URBAN crooks are being blamed for a surge in the number of poaching in the rural Yorkshire Dales, fuelling fears they could be linked to more sinister criminal activities.

Bedale, Leyburn and Masham and the surrounding areas are being targeted, and Catterick and Richmond have also been the subject of poachers’ attentions, say North Yorkshire Police.

Sergeant Richard O’Neil said many poachers travel to the area from County Durham.

He said: “We think a lot of the poachers are coming from Bishop Auckland, Newton Aycliffe and Darlington, places like that.

“Why are they not going out chasing game in County Durham?

“Maybe there aren’t any rabbits left up there.”

Sgt O’Neil wants to raise awareness of the problem and is urging farmers and gamekeepers to report suspicious activity.

It is feared that some poachers may pass on information to accomplices, leading to more serious crimes, such as burglaries.

Sgt O’Neil said: “We have got a problem with poachers, there is no getting away from it. We need people to help us by reporting suspected incidents of poaching.

“If people are not reporting it to us, we can only scratch the surface.”

Four poachers, carrying 80 rabbits, were picked up by police in Nosterfield, near Bedale, earlier this month.

The men, from Derbyshire, are expected to face court summons shortly and, if convicted, could be fined.
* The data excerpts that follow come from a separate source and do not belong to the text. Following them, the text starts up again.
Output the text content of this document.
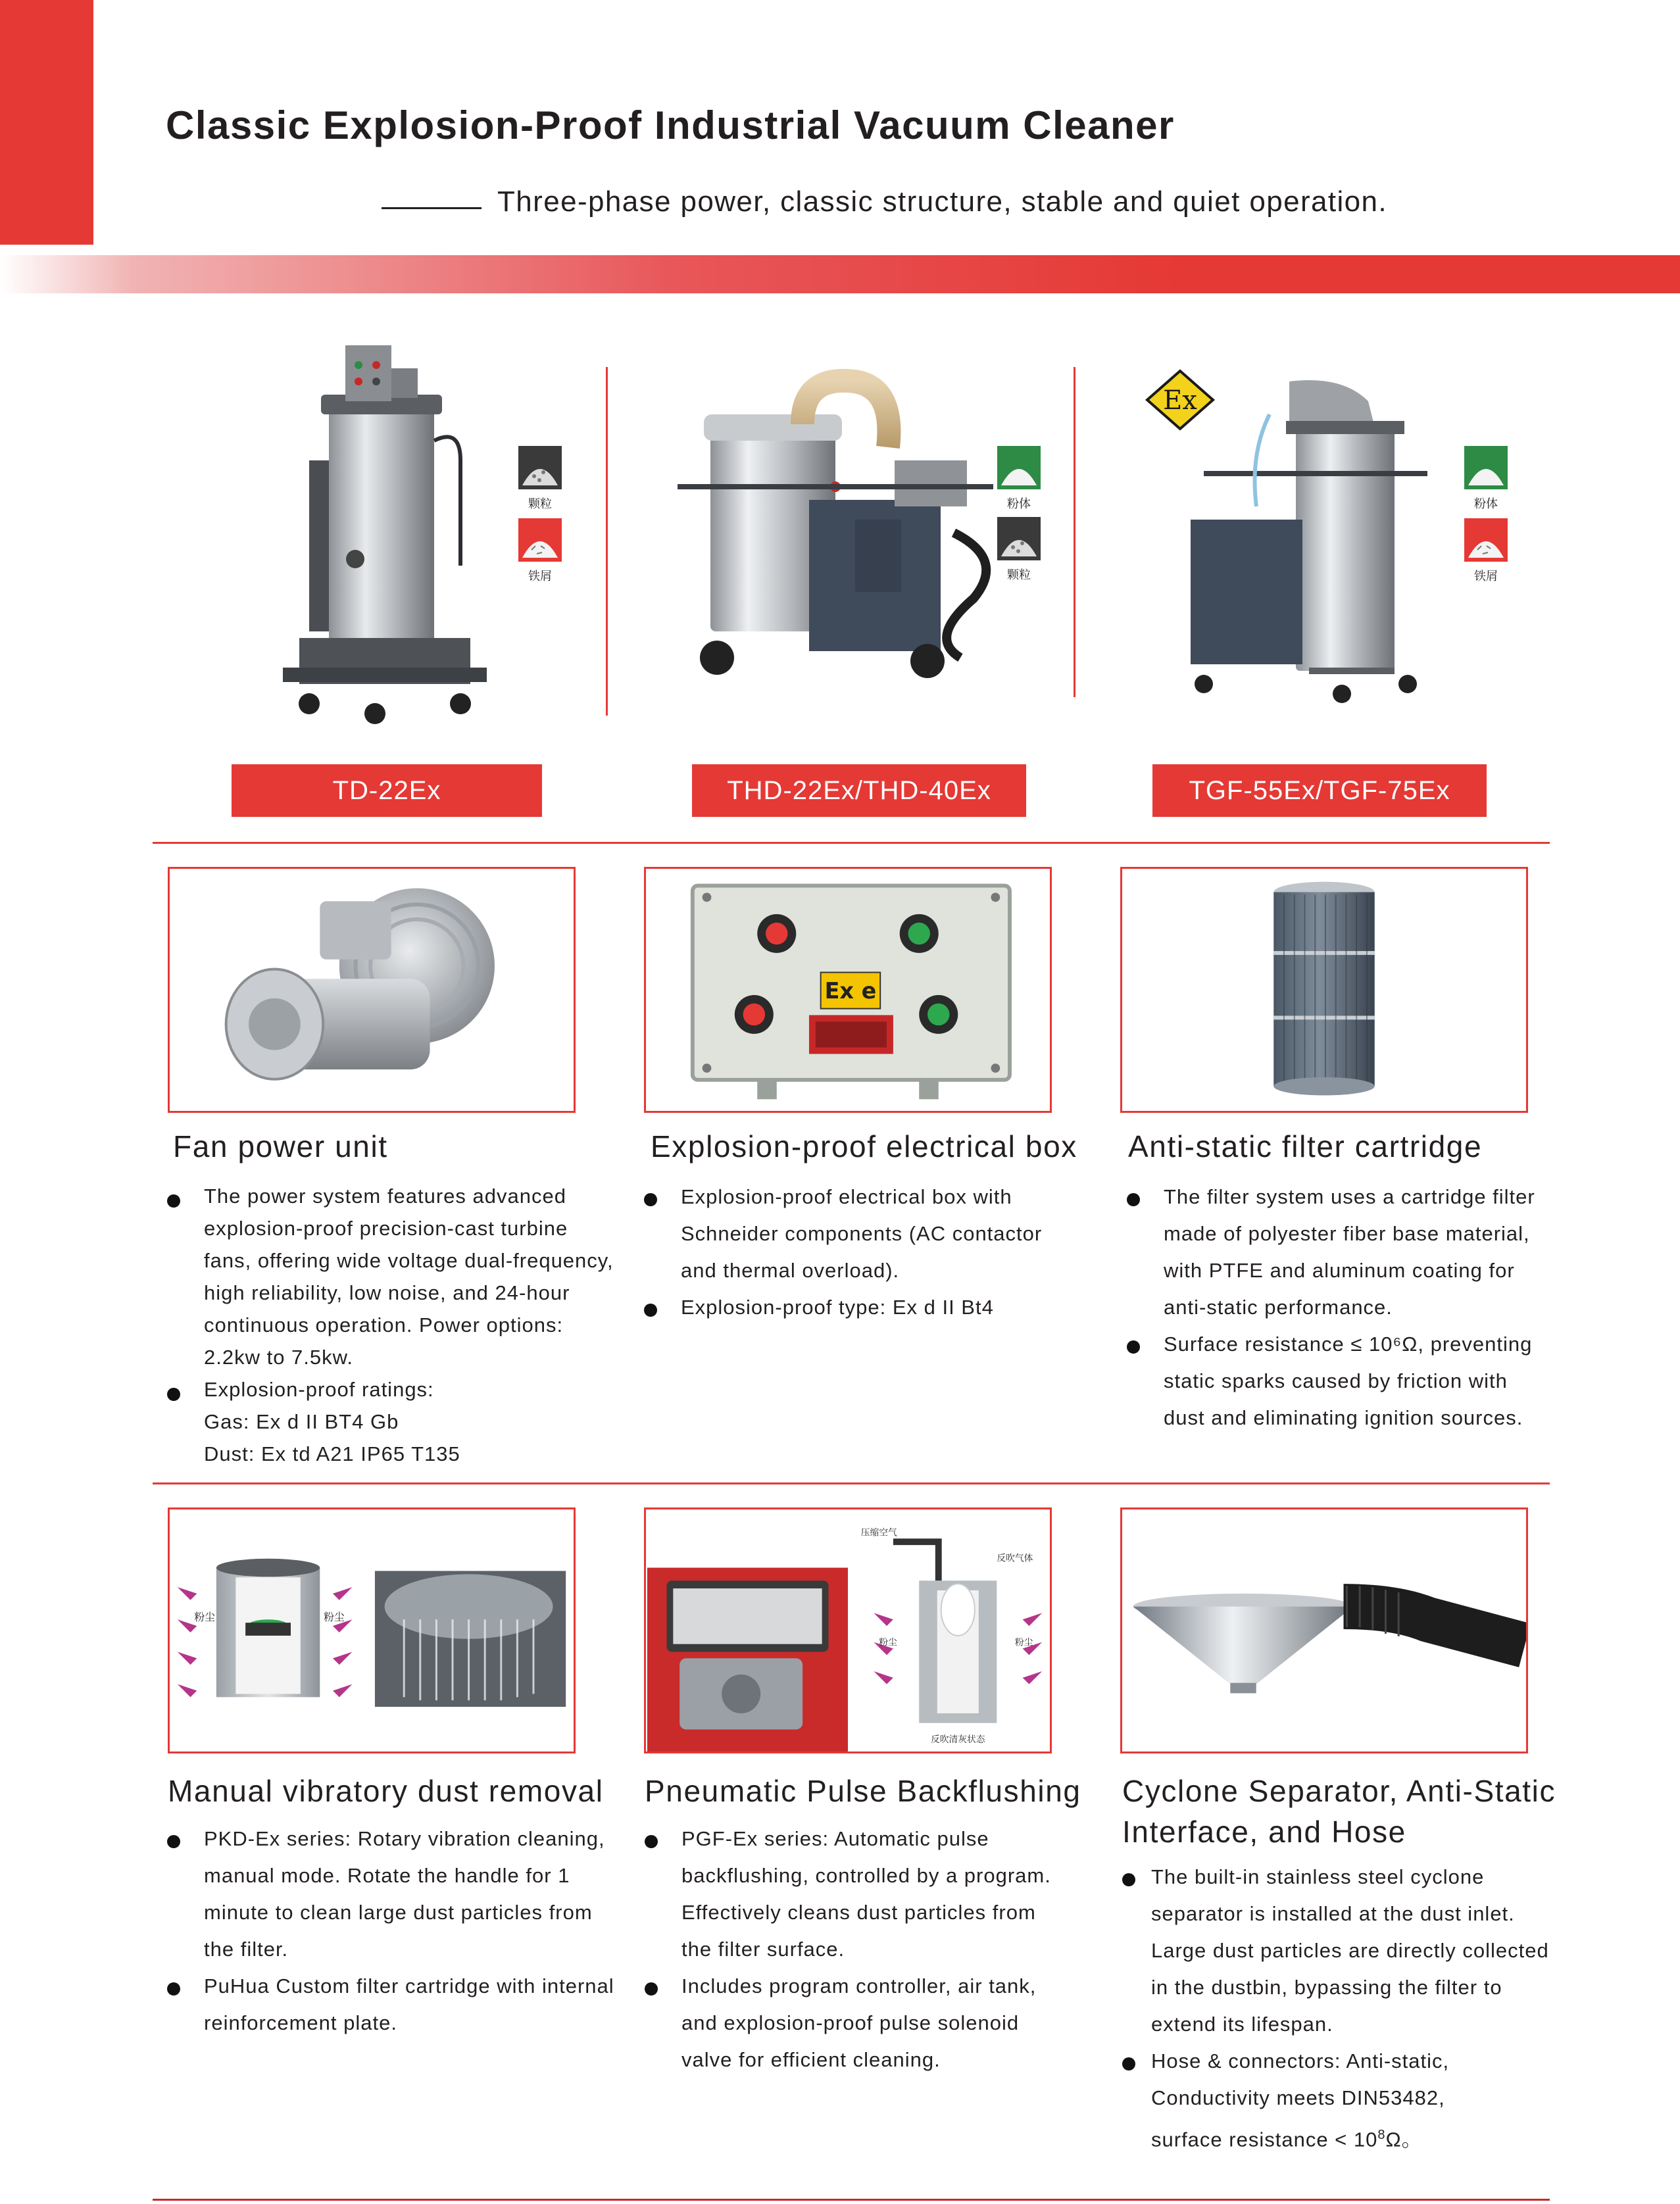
Classic Explosion-Proof Industrial Vacuum Cleaner
Three-phase power, classic structure, stable and quiet operation.
颗粒
铁屑
粉体
颗粒
Ex
粉体
铁屑
TD-22Ex	THD-22Ex/THD-40Ex	TGF-55Ex/TGF-75Ex
Ex e
Fan power unit
The power system features advanced explosion-proof precision-cast turbine fans, offering wide voltage dual-frequency, high reliability, low noise, and 24-hour continuous operation. Power options: 2.2kw to 7.5kw.
Explosion-proof ratings:
Gas: Ex d II BT4 Gb
Dust: Ex td A21 IP65 T135
Explosion-proof electrical box
Explosion-proof electrical box with Schneider components (AC contactor and thermal overload).
Explosion-proof type: Ex d II Bt4
Anti-static filter cartridge
The filter system uses a cartridge filter made of polyester fiber base material, with PTFE and aluminum coating for anti-static performance.
Surface resistance ≤ 10⁶Ω, preventing static sparks caused by friction with dust and eliminating ignition sources.
粉尘	粉尘
压缩空气
反吹气体
粉尘	粉尘
反吹清灰状态
Manual vibratory dust removal
PKD-Ex series: Rotary vibration cleaning, manual mode. Rotate the handle for 1 minute to clean large dust particles from the filter.
PuHua Custom filter cartridge with internal reinforcement plate.
Pneumatic Pulse Backflushing
PGF-Ex series: Automatic pulse backflushing, controlled by a program. Effectively cleans dust particles from the filter surface.
Includes program controller, air tank, and explosion-proof pulse solenoid valve for efficient cleaning.
Cyclone Separator, Anti-Static
Interface, and Hose
The built-in stainless steel cyclone separator is installed at the dust inlet. Large dust particles are directly collected in the dustbin, bypassing the filter to extend its lifespan.
Hose & connectors: Anti-static, Conductivity meets DIN53482,
surface resistance < $10^8\Omega$。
Sgt O’Neil said the poachers generally sell the rabbits they catch – although the going rate is only about £1 per animal.

He said: “They can’t be in it for the money, it probably would not even cover their petrol costs.
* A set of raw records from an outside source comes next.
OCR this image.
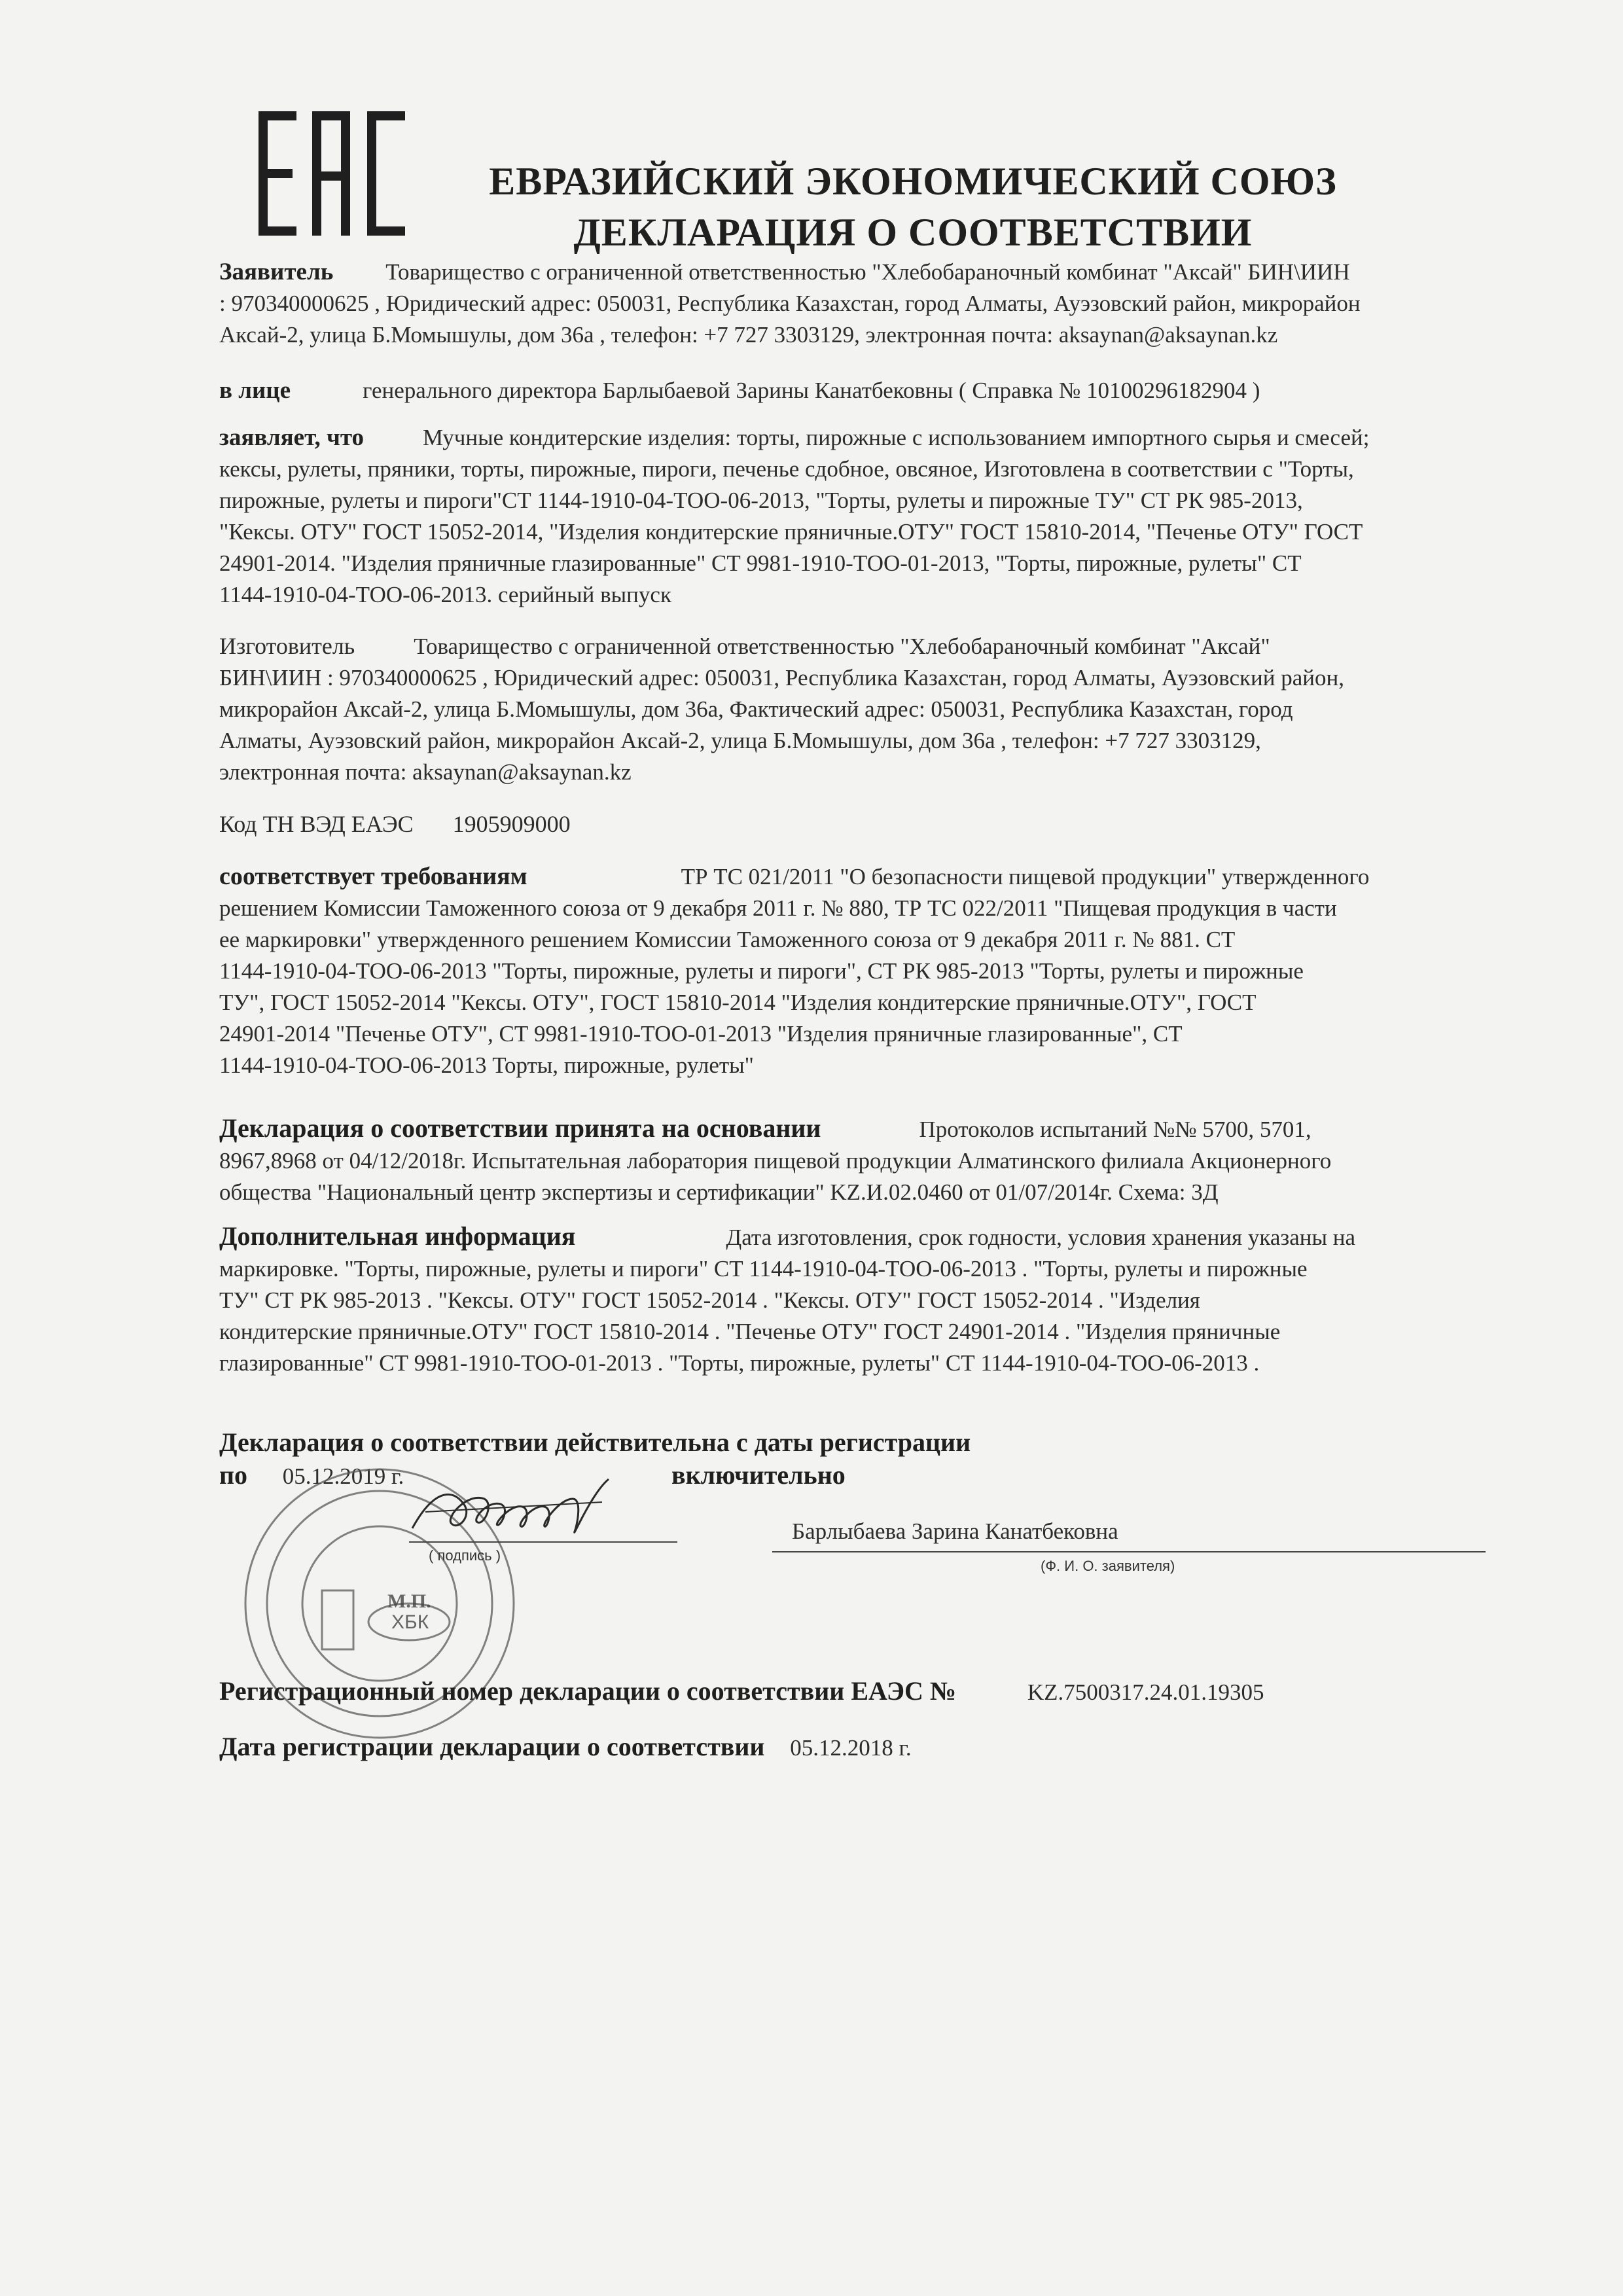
ЕВРАЗИЙСКИЙ ЭКОНОМИЧЕСКИЙ СОЮЗ
ДЕКЛАРАЦИЯ О СООТВЕТСТВИИ
Заявитель Товарищество с ограниченной ответственностью "Хлебобараночный комбинат "Аксай" БИН\ИИН
: 970340000625 , Юридический адрес: 050031, Республика Казахстан, город Алматы, Ауэзовский район, микрорайон
Аксай-2, улица Б.Момышулы, дом 36а , телефон: +7 727 3303129, электронная почта: aksaynan@aksaynan.kz
в лице	генерального директора Барлыбаевой Зарины Канатбековны ( Справка № 10100296182904 )
заявляет, что	Мучные кондитерские изделия: торты, пирожные с использованием импортного сырья и смесей;
кексы, рулеты, пряники, торты, пирожные, пироги, печенье сдобное, овсяное, Изготовлена в соответствии с "Торты,
пирожные, рулеты и пироги"СТ 1144-1910-04-ТОО-06-2013, "Торты, рулеты и пирожные ТУ" СТ РК 985-2013,
"Кексы. ОТУ" ГОСТ 15052-2014, "Изделия кондитерские пряничные.ОТУ" ГОСТ 15810-2014, "Печенье ОТУ" ГОСТ
24901-2014. "Изделия пряничные глазированные" СТ 9981-1910-ТОО-01-2013, "Торты, пирожные, рулеты" СТ
1144-1910-04-ТОО-06-2013. серийный выпуск
Изготовитель	Товарищество с ограниченной ответственностью "Хлебобараночный комбинат "Аксай"
БИН\ИИН : 970340000625 , Юридический адрес: 050031, Республика Казахстан, город Алматы, Ауэзовский район,
микрорайон Аксай-2, улица Б.Момышулы, дом 36а, Фактический адрес: 050031, Республика Казахстан, город
Алматы, Ауэзовский район, микрорайон Аксай-2, улица Б.Момышулы, дом 36а , телефон: +7 727 3303129,
электронная почта: aksaynan@aksaynan.kz
Код ТН ВЭД ЕАЭС 1905909000
соответствует требованиям	ТР ТС 021/2011 "О безопасности пищевой продукции" утвержденного
решением Комиссии Таможенного союза от 9 декабря 2011 г. № 880, ТР ТС 022/2011 "Пищевая продукция в части
ее маркировки" утвержденного решением Комиссии Таможенного союза от 9 декабря 2011 г. № 881. СТ
1144-1910-04-ТОО-06-2013 "Торты, пирожные, рулеты и пироги", СТ РК 985-2013 "Торты, рулеты и пирожные
ТУ", ГОСТ 15052-2014 "Кексы. ОТУ", ГОСТ 15810-2014 "Изделия кондитерские пряничные.ОТУ", ГОСТ
24901-2014 "Печенье ОТУ", СТ 9981-1910-ТОО-01-2013 "Изделия пряничные глазированные", СТ
1144-1910-04-ТОО-06-2013 Торты, пирожные, рулеты"
Декларация о соответствии принята на основании	Протоколов испытаний №№ 5700, 5701,
8967,8968 от 04/12/2018г. Испытательная лаборатория пищевой продукции Алматинского филиала Акционерного
общества "Национальный центр экспертизы и сертификации" KZ.И.02.0460 от 01/07/2014г. Схема: 3Д
Дополнительная информация	Дата изготовления, срок годности, условия хранения указаны на
маркировке. "Торты, пирожные, рулеты и пироги" СТ 1144-1910-04-ТОО-06-2013 . "Торты, рулеты и пирожные
ТУ" СТ РК 985-2013 . "Кексы. ОТУ" ГОСТ 15052-2014 . "Кексы. ОТУ" ГОСТ 15052-2014 . "Изделия
кондитерские пряничные.ОТУ" ГОСТ 15810-2014 . "Печенье ОТУ" ГОСТ 24901-2014 . "Изделия пряничные
глазированные" СТ 9981-1910-ТОО-01-2013 . "Торты, пирожные, рулеты" СТ 1144-1910-04-ТОО-06-2013 .
Декларация о соответствии действительна с даты регистрации
по 05.12.2019 г.	включительно
М.П.
ХБК
( подпись )
Барлыбаева Зарина Канатбековна
(Ф. И. О. заявителя)
Регистрационный номер декларации о соответствии ЕАЭС №	KZ.7500317.24.01.19305
Дата регистрации декларации о соответствии 05.12.2018 г.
“It is a sport to them, chasing rabbits and hares.

“The more intelligence we can have, the more we can arm ourselves against this sort of crime.”

Adrian Thornton-Berry, a partner in Farmoor Services, which manages shooting estates across the Dales, agreed that poaching was a serious issue. He advised anyone hunting legitimately to always carry written permission.

Police have the power to seize vehicles and animals from suspected poachers.